For the texture of the five diluted gowe, no significant correlation was observed between dry matter content and the texture attributes (concentrated aspect, presence of bran, grainy aspect, presence of lumps). Measured viscosity was in addition not correlated with dry matter content; the saccharified gowe presented, in particular, the highest viscosities with low dry matter content for SSaFs (Table6). The high viscosities might be more linked to the starch degradation level, due to malt amylase activity, than to dry matter and starch content itself. Saccharified gowe were judged as the least sugary which indicated a low-starch degradation level. Measured viscosity was, however, significantly correlated with concentrated aspect (r = 0.83), presence of bran (−0.86), and presence of lumps (r = 0.92; Fig.5). As expected, it appears more difficult to prepare a smooth and even gowe when its viscosity is too high. This confirmed the crucial role of the malt quality on the final quality of the gowe. If the malt is of poor quality, starch degradation during gowe preparation is low and the texture (high viscosity, presence of lumps) is inadequate, particularly for the largest consumer group 2; the sugary taste may be in addition too low.
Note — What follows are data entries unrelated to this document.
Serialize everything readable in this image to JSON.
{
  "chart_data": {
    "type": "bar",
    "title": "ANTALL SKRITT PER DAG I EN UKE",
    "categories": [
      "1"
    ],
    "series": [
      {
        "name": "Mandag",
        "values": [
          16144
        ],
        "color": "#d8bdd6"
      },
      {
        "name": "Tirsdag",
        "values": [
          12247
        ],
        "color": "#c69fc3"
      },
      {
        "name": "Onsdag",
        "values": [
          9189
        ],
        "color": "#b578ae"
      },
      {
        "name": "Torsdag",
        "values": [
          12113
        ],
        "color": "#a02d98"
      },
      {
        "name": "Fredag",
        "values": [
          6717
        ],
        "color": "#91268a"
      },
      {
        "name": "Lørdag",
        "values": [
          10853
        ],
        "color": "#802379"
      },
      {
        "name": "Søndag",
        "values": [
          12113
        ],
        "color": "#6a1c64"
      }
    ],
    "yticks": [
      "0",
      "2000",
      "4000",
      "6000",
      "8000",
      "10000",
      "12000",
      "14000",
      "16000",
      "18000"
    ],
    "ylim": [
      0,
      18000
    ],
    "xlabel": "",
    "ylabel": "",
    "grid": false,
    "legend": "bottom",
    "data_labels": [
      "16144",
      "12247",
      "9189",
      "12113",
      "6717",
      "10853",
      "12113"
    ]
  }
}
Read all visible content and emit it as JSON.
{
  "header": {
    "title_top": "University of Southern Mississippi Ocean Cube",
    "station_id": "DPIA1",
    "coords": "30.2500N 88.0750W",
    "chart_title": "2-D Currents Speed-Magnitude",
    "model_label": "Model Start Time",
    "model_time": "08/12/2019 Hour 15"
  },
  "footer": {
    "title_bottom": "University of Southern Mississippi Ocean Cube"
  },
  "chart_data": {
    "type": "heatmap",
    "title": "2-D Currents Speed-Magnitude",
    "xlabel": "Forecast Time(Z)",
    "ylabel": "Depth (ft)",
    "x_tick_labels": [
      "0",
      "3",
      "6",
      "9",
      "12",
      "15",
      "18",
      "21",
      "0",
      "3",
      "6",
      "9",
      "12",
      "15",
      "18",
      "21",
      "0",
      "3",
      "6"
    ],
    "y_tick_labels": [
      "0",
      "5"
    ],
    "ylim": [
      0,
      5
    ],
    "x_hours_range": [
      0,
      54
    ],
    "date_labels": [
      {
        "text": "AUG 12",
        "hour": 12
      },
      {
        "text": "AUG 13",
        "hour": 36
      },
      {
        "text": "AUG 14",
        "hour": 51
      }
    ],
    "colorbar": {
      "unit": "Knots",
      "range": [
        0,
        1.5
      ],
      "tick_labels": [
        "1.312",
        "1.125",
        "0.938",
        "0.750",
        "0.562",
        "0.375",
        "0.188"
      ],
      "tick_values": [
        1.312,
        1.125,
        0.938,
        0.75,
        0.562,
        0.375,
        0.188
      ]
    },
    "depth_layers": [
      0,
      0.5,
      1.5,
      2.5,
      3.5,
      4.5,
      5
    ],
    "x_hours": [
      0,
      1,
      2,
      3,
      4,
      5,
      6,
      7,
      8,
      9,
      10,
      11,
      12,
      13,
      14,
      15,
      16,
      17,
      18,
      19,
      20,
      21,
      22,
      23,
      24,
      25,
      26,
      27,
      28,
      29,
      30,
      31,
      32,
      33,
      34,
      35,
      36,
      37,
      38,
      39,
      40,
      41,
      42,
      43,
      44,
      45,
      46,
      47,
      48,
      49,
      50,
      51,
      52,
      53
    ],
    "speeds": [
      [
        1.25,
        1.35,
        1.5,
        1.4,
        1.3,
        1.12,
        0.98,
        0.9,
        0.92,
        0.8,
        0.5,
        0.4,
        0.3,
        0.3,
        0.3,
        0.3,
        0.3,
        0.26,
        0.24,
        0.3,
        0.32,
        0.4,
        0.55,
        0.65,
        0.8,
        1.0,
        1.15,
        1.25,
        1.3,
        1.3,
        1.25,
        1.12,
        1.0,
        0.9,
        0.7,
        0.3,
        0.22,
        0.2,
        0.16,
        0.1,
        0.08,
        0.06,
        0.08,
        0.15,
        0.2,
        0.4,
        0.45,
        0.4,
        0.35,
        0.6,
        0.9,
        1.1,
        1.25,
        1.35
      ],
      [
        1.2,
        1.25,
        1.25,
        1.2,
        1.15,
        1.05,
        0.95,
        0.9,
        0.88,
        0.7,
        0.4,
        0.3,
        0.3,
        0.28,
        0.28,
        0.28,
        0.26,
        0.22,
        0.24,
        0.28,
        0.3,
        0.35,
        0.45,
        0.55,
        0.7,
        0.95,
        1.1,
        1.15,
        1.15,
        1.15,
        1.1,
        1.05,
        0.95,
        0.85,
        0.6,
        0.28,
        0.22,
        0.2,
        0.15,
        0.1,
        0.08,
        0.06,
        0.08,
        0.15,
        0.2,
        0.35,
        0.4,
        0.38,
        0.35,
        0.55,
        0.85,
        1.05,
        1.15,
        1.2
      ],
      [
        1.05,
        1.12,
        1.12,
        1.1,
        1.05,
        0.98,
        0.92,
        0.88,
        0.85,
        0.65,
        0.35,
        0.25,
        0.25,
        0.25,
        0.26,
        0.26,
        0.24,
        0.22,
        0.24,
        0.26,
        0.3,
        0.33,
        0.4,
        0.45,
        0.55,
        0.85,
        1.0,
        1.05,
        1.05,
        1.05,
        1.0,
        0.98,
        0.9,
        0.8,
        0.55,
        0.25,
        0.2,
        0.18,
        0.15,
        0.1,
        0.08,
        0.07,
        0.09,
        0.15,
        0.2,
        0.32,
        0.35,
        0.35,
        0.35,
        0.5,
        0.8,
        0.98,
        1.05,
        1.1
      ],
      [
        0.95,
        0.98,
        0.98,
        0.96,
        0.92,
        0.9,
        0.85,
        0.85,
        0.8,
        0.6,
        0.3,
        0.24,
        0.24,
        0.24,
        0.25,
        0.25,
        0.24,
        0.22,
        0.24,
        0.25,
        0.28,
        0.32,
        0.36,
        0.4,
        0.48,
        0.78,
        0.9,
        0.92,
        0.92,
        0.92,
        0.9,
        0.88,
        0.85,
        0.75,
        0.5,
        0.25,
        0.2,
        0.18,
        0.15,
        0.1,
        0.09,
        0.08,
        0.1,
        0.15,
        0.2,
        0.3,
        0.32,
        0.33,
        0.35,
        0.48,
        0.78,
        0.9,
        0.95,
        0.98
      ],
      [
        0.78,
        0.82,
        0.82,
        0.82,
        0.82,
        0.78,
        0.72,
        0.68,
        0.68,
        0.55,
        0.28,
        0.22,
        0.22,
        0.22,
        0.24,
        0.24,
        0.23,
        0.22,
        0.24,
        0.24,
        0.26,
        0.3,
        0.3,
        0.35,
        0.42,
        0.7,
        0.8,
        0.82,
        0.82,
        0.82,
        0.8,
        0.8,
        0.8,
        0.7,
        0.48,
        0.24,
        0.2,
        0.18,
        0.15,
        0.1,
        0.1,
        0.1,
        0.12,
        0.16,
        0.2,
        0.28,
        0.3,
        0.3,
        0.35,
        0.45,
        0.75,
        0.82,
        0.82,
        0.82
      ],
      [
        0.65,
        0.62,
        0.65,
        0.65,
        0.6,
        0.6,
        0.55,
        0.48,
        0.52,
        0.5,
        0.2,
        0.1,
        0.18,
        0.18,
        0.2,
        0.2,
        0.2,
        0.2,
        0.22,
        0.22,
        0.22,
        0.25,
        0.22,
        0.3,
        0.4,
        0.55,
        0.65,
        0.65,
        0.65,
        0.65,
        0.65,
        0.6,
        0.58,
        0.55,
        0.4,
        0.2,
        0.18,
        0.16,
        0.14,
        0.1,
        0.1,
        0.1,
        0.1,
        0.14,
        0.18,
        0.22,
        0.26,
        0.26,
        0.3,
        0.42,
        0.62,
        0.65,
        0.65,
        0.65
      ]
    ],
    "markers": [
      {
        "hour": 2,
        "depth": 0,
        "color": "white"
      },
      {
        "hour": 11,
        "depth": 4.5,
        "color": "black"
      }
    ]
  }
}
Implication for upgrading gowe

Saccharified malted sorghum gowe with sugar (SSaSFs) was accepted by the three consumer segments with high acceptance score (over 6). It looks like a consensual gowe and any barrier for its commercialization for African consumers does not exist. Accordingly, sorghum gowe is more popular in the market than the other types of gowe, and 80.9% of the consumers interviewed commonly consumed this type of gowe. For consumers of group 2, the ideal gowe should have a light texture, without any lump, that is, with a measured viscosity of less than 300 RVU and could be moderately acidic, that is, with a titratable acidity by 2–3% (these values are those of the most acceptable gowe for this group of consumers). It should be noticed that these consumers may also be interested in preparing gowe from maize or from a mixture of sorghum and maize. This study, and particularly consumer segmentation, thus allows to define two types of ideal gowe with common acidity and viscosity specifications but varying in raw material: consensual and traditional one from sorghum and one almost new gowe from maize.
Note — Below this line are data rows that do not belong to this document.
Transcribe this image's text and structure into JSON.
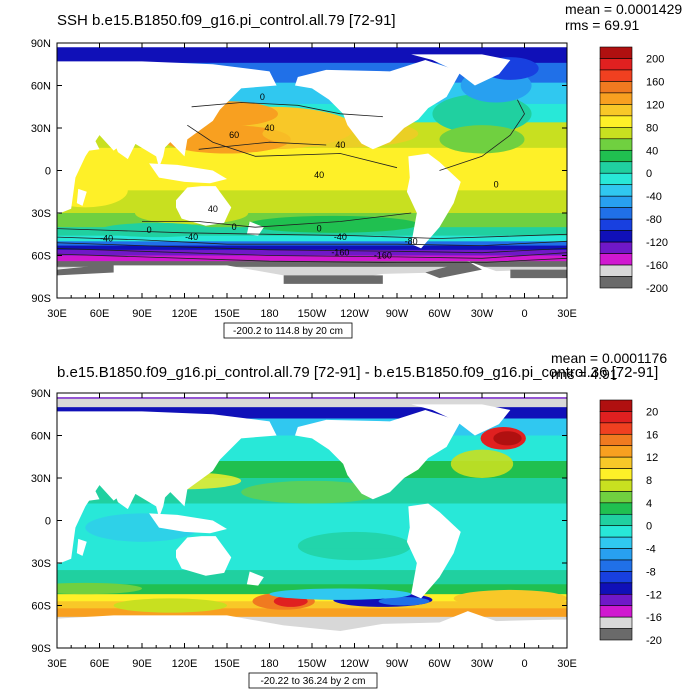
{
  "chart_data": [
    {
      "type": "heatmap",
      "title": "SSH b.e15.B1850.f09_g16.pi_control.all.79 [72-91]",
      "stats": {
        "mean": "mean = 0.0001429",
        "rms": "rms = 69.91"
      },
      "subtitle": "-200.2 to 114.8 by 20 cm",
      "x_ticks": [
        "30E",
        "60E",
        "90E",
        "120E",
        "150E",
        "180",
        "150W",
        "120W",
        "90W",
        "60W",
        "30W",
        "0",
        "30E"
      ],
      "y_ticks": [
        "90N",
        "60N",
        "30N",
        "0",
        "30S",
        "60S",
        "90S"
      ],
      "colorbar": {
        "labels": [
          "200",
          "160",
          "120",
          "80",
          "40",
          "0",
          "-40",
          "-80",
          "-120",
          "-160",
          "-200"
        ],
        "colors": [
          "#b01010",
          "#e02020",
          "#f04020",
          "#f07a20",
          "#f8a020",
          "#f8c828",
          "#fef028",
          "#c8e020",
          "#70d040",
          "#20c050",
          "#20d0a0",
          "#28e8d8",
          "#30c8f0",
          "#28a0f0",
          "#2070e8",
          "#1840e0",
          "#1010b8",
          "#7018c8",
          "#d018d0",
          "#d8d8d8",
          "#6a6a6a"
        ]
      },
      "contour_labels": [
        "0",
        "40",
        "60",
        "40",
        "40",
        "40",
        "0",
        "0",
        "-40",
        "-160",
        "0",
        "-40",
        "-40",
        "-80",
        "-160",
        "0"
      ]
    },
    {
      "type": "heatmap",
      "title": "b.e15.B1850.f09_g16.pi_control.all.79 [72-91] - b.e15.B1850.f09_g16.pi_control.36 [72-91]",
      "stats": {
        "mean": "mean = 0.0001176",
        "rms": "rms = 4.91"
      },
      "subtitle": "-20.22 to 36.24 by 2 cm",
      "x_ticks": [
        "30E",
        "60E",
        "90E",
        "120E",
        "150E",
        "180",
        "150W",
        "120W",
        "90W",
        "60W",
        "30W",
        "0",
        "30E"
      ],
      "y_ticks": [
        "90N",
        "60N",
        "30N",
        "0",
        "30S",
        "60S",
        "90S"
      ],
      "colorbar": {
        "labels": [
          "20",
          "16",
          "12",
          "8",
          "4",
          "0",
          "-4",
          "-8",
          "-12",
          "-16",
          "-20"
        ],
        "colors": [
          "#b01010",
          "#e02020",
          "#f04020",
          "#f07a20",
          "#f8a020",
          "#f8c828",
          "#fef028",
          "#c8e020",
          "#70d040",
          "#20c050",
          "#20d0a0",
          "#28e8d8",
          "#30c8f0",
          "#28a0f0",
          "#2070e8",
          "#1840e0",
          "#1010b8",
          "#7018c8",
          "#d018d0",
          "#d8d8d8",
          "#6a6a6a"
        ]
      }
    }
  ]
}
Concerning the processing conditions, the malting step seems a critical point as its success will impart to the product the light texture and sweet taste expected by consumers. The fermentation step can be adapted to control the preferred acidity level.
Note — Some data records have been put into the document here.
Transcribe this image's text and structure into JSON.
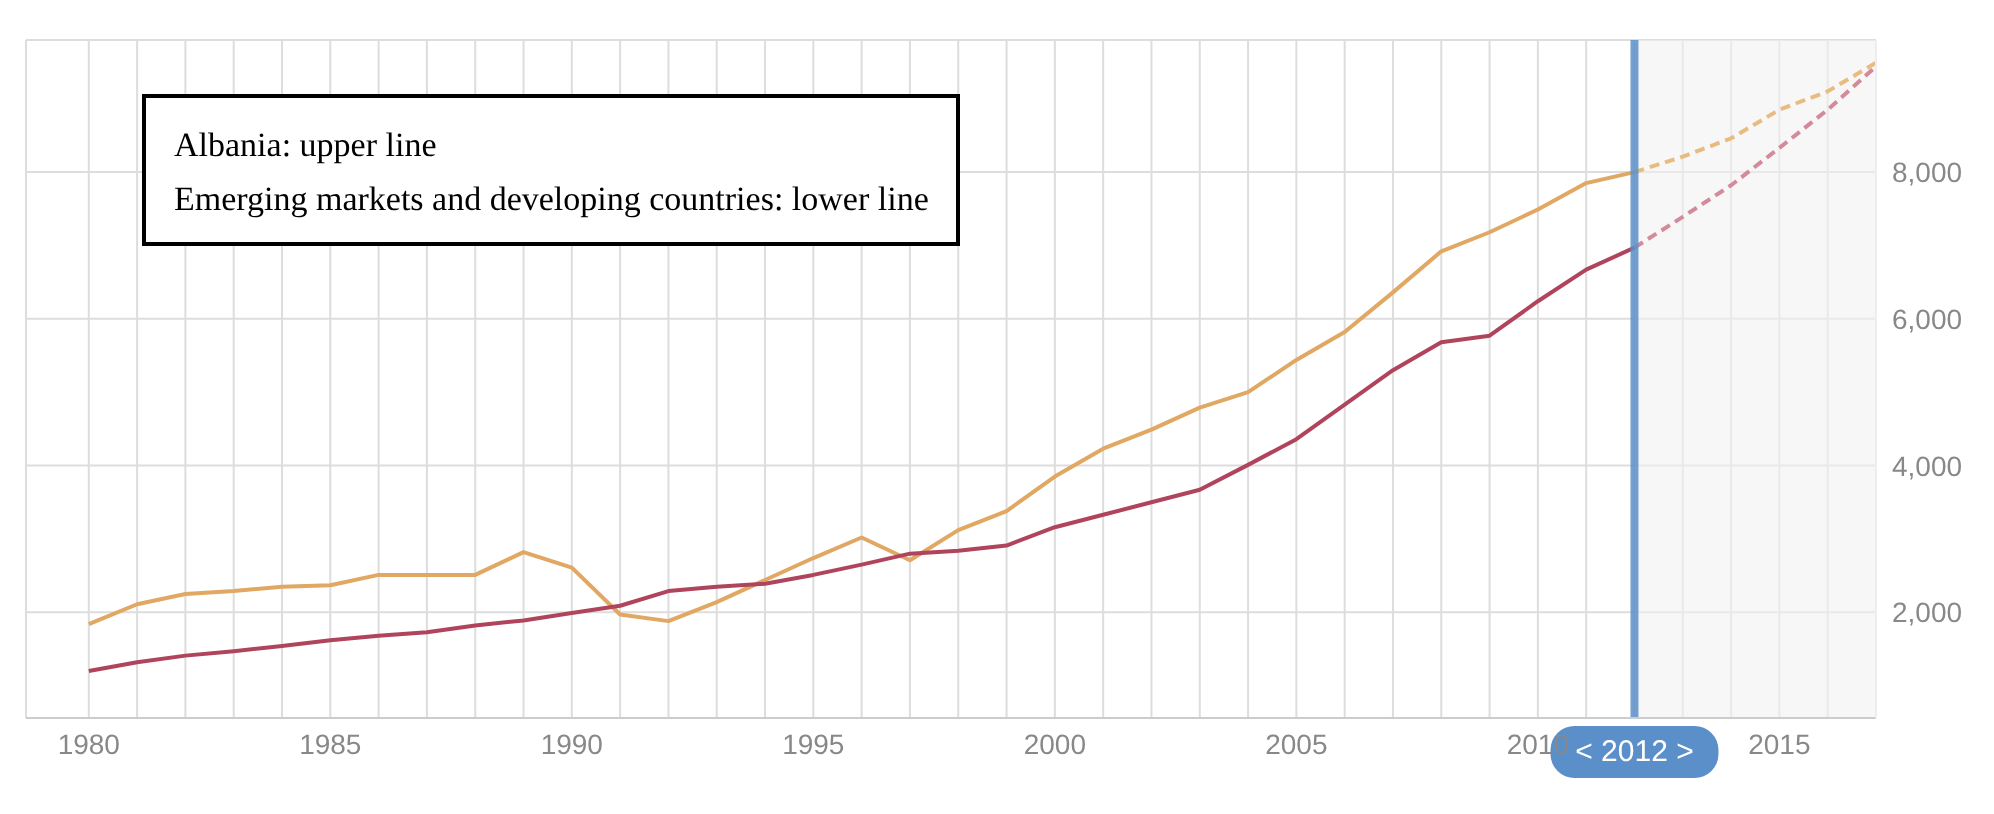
{
  "chart_data": {
    "type": "line",
    "annotations": [
      "Albania: upper line",
      "Emerging markets and developing countries: lower line"
    ],
    "series": [
      {
        "color": "#e0a862",
        "line_style": "solid",
        "x": [
          1980,
          1981,
          1982,
          1983,
          1984,
          1985,
          1986,
          1987,
          1988,
          1989,
          1990,
          1991,
          1992,
          1993,
          1994,
          1995,
          1996,
          1997,
          1998,
          1999,
          2000,
          2001,
          2002,
          2003,
          2004,
          2005,
          2006,
          2007,
          2008,
          2009,
          2010,
          2011,
          2012
        ],
        "values": [
          1840,
          2110,
          2250,
          2290,
          2350,
          2370,
          2510,
          2510,
          2510,
          2820,
          2610,
          1970,
          1880,
          2140,
          2440,
          2740,
          3020,
          2710,
          3120,
          3380,
          3850,
          4230,
          4490,
          4790,
          5000,
          5440,
          5820,
          6360,
          6920,
          7180,
          7490,
          7850,
          8000
        ]
      },
      {
        "color": "#b0445c",
        "line_style": "solid",
        "x": [
          1980,
          1981,
          1982,
          1983,
          1984,
          1985,
          1986,
          1987,
          1988,
          1989,
          1990,
          1991,
          1992,
          1993,
          1994,
          1995,
          1996,
          1997,
          1998,
          1999,
          2000,
          2001,
          2002,
          2003,
          2004,
          2005,
          2006,
          2007,
          2008,
          2009,
          2010,
          2011,
          2012
        ],
        "values": [
          1200,
          1320,
          1410,
          1470,
          1540,
          1620,
          1680,
          1730,
          1820,
          1890,
          1990,
          2090,
          2290,
          2350,
          2390,
          2510,
          2650,
          2800,
          2840,
          2910,
          3160,
          3330,
          3500,
          3670,
          4010,
          4360,
          4830,
          5300,
          5680,
          5770,
          6240,
          6670,
          6970
        ]
      },
      {
        "color": "#e8bc80",
        "line_style": "dashed",
        "x": [
          2012,
          2013,
          2014,
          2015,
          2016,
          2017
        ],
        "values": [
          8000,
          8210,
          8460,
          8850,
          9100,
          9490
        ]
      },
      {
        "color": "#d48a9a",
        "line_style": "dashed",
        "x": [
          2012,
          2013,
          2014,
          2015,
          2016,
          2017
        ],
        "values": [
          6970,
          7390,
          7820,
          8330,
          8850,
          9440
        ]
      }
    ],
    "xlim": [
      1978.7,
      2017
    ],
    "xticks": [
      1980,
      {
        "value": 1981,
        "label": null
      },
      {
        "value": 1982,
        "label": null
      },
      {
        "value": 1983,
        "label": null
      },
      {
        "value": 1984,
        "label": null
      },
      1985,
      {
        "value": 1986,
        "label": null
      },
      {
        "value": 1987,
        "label": null
      },
      {
        "value": 1988,
        "label": null
      },
      {
        "value": 1989,
        "label": null
      },
      1990,
      {
        "value": 1991,
        "label": null
      },
      {
        "value": 1992,
        "label": null
      },
      {
        "value": 1993,
        "label": null
      },
      {
        "value": 1994,
        "label": null
      },
      1995,
      {
        "value": 1996,
        "label": null
      },
      {
        "value": 1997,
        "label": null
      },
      {
        "value": 1998,
        "label": null
      },
      {
        "value": 1999,
        "label": null
      },
      2000,
      {
        "value": 2001,
        "label": null
      },
      {
        "value": 2002,
        "label": null
      },
      {
        "value": 2003,
        "label": null
      },
      {
        "value": 2004,
        "label": null
      },
      2005,
      {
        "value": 2006,
        "label": null
      },
      {
        "value": 2007,
        "label": null
      },
      {
        "value": 2008,
        "label": null
      },
      {
        "value": 2009,
        "label": null
      },
      2010,
      {
        "value": 2011,
        "label": null
      },
      {
        "value": 2012,
        "label": null
      },
      {
        "value": 2013,
        "label": null
      },
      {
        "value": 2014,
        "label": null
      },
      2015,
      {
        "value": 2016,
        "label": null
      },
      {
        "value": 2017,
        "label": null
      }
    ],
    "ylim": [
      560,
      9800
    ],
    "yticks": [
      {
        "value": 2000,
        "label": "2,000"
      },
      {
        "value": 4000,
        "label": "4,000"
      },
      {
        "value": 6000,
        "label": "6,000"
      },
      {
        "value": 8000,
        "label": "8,000"
      }
    ],
    "grid": true,
    "marker": "none",
    "ref_lines": [
      {
        "axis": "x",
        "value": 2012,
        "label": "< 2012 >",
        "color": "#5b8fc9"
      }
    ],
    "bands": [
      {
        "axis": "x",
        "from": 2012,
        "to": 2017,
        "color": "#f1f1f1"
      }
    ]
  }
}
All this information will be used to reengineer the process to get one or two products corresponding to the demands of African consumers. This will help enhancing the market of this type of traditional products in urban areas that is for the moment hampered by the poor quality and lack of availability of traditional gowe.